« L’intérêt joue toutes sortes de rôles, même celui du désintéressé » Helvétius

« L’intérêt joue toutes sortes de rôles, même celui du désintéressé » Helvétius.

Les restos du coeur vus par Hevetius et La Rochefoucauld

Claude Adrien HELVETIUS, fermier général (ou percepteur si vous préférez) et moi même, François, Duc de LA ROCHEFOUCAULD, aimerions appeler toute votre belle attention sur cette aimable assemblée, que nous appelons, bien modestement ma foi, les RESTOS DU COEUR. Car voilà une bien belle assemblée. Guirlandes et paillettes noient notre petit écran et tout ça sous un torrent de décibels. Un incroyable plateaux de milliardaires chantant la misère, une belle brochette d’égos qui s’agitent autour des chansons populaires, notre beau répertoire de la chanson française. Dieu que c’est beau, aurait sans doute cautionné Daniel B.. Vive donc les RESTOS DU COEUR et son père fondateur, Michel C. ...

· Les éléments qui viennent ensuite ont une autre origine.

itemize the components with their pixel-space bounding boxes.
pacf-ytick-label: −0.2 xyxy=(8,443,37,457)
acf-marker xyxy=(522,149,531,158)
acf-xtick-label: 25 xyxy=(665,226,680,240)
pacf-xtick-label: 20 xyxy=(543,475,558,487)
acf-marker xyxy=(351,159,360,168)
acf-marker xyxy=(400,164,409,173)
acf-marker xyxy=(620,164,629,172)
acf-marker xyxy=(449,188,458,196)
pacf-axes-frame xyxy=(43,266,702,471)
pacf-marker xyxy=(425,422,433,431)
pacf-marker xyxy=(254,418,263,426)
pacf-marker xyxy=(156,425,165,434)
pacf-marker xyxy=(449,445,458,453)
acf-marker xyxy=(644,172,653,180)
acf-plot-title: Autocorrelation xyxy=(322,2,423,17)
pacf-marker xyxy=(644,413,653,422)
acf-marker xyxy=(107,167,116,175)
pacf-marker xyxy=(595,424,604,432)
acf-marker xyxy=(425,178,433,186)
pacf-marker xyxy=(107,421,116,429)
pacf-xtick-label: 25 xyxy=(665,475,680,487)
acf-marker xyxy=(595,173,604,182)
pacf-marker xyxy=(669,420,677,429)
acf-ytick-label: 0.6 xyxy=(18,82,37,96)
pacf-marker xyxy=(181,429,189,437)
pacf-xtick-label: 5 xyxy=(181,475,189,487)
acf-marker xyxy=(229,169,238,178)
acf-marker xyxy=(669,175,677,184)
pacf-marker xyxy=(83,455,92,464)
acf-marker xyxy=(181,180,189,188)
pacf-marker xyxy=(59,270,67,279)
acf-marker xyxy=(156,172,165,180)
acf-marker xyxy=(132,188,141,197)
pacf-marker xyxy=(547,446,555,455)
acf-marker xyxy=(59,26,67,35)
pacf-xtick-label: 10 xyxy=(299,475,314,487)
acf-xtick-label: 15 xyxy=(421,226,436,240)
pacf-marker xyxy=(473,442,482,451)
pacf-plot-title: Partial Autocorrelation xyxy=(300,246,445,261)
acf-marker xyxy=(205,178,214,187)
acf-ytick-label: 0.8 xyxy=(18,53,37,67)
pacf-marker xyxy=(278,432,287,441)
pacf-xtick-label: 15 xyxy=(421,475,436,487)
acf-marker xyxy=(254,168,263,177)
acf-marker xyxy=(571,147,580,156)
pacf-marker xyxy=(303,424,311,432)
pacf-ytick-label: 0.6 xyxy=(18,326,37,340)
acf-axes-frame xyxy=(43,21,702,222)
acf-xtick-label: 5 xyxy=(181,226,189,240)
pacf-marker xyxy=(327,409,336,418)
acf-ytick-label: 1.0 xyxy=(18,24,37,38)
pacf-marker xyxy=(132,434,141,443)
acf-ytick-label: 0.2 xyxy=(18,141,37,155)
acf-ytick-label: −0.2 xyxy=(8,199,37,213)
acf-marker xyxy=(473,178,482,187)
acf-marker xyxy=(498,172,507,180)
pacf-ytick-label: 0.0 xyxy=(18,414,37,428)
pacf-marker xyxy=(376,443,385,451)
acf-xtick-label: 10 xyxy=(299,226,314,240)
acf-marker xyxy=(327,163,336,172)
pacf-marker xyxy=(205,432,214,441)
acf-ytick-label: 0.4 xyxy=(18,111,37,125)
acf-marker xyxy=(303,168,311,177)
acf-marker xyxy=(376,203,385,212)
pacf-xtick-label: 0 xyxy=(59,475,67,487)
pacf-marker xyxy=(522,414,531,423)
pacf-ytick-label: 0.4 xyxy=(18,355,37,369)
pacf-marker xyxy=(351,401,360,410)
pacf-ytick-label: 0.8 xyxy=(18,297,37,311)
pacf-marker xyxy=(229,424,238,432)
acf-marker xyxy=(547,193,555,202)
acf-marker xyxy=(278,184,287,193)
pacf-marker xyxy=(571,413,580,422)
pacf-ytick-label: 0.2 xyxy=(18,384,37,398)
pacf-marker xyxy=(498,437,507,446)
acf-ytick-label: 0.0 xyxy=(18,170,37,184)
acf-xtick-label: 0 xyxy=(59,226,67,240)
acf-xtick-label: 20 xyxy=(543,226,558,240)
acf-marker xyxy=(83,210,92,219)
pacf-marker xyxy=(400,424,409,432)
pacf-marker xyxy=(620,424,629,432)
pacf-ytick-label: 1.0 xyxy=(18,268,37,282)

Et tant pis si la charité permet de faire durer l’injustice. Voilà une prise en charge bien ordonnée des tâches qui devraient revenir à l’Etat ! Il est vrai que je suis Duc et donc que je suis mal placé pour faire de tels ironiques commentaires . Mais, comme je l’ai dit par le passé, « nous aurions honte de nos plus belles cations si le monde savait tous les motifs qui les produisent ». Car enfin, quel motif motive une humoriste également gros propriétaire du nouveau monde ? Quel élan de générosité pousse une chanteuse en mal de notoriété à se secouer ainsi devant un parterre d’invités ? Je vous l’ai déjà dit, mais certains n’écoutent pas :

«  L’intérêt parle toutes sortes de langues et joue toutes sortes de personnages, même celui du désintéressé. » Helvétius.

Ainsi donc, le mot est lâché : « l’intérêt». Voici une sortie pas très politiquement correct… Je sais donc l’occasion, au point où j’en suis, pour pousser le bouchon un peu plus loin ; « Les vertus se perdent dans l’intérêt comme les fleuves dans la mer. » Qu’en penses-tu cher HELVETIUS ?

Eh bien, en tant que percepteur des impôts, je suis également loin d’être idéalement placé pour juger ces élans de charités, top élancés d’ailleurs pour être sincères. Mais, dans l’ensemble je te rejoins. N’est-ce pas, pour ces-gâtés-par-la-vie, une bien belle occasion de soulager une conscience bien mise à mal ? Sans doute. Mais, ont-ils le choix ? Ont-ils décidé ? Sont-ils, cher Duc, responsable de la nature humaine ? Peut-on ainsi les charger des travers de la génétique ? Certes non. « L’homme (ou la femme) n’est jamais désintéressé dans ses actes… ». C’est ni bien, ni mal, c’est comme ça… Tout est le résultat d’une arithmétique complexe, souvent inconsciente. Certains font la charité, car ils aiment se voir généreux.

D’autres cherchent à calmer la douleur qu’ils ressentent en constatant les spectacles de la misère.. Alors, ils donnent et calment, par la même occasion, le mal qui les ronge. Certains, ont un intérêt plus direct, nous dirons vénales. J’irais même plus loin : dans l’amour, même, je ne vois que de l’intérêt : l’amour, le mariage, sont autant de promesses de jouissances, de plaisirs à venir. Et puis, qui n’est pas flatté, une belle femme ou un bellâtre, à son bras ? Pour l’amitié, c’est du pareil au même. Pourquoi les riches, les beaux, les talentueux, ont-ils toujours plus d’amis que les pauvres, moches et benêts ? « Il faut se dire beaucoup d’amis, mais s’en croire peu ». Ce qui résume le mieux notre propos, cher Duc, est un aphorisme de mon ouvrage posthume, « De l’esprit » car, comme toi, je suis mort, mais tellement actuel « Pour aimer les hommes, il faut en attendre peu.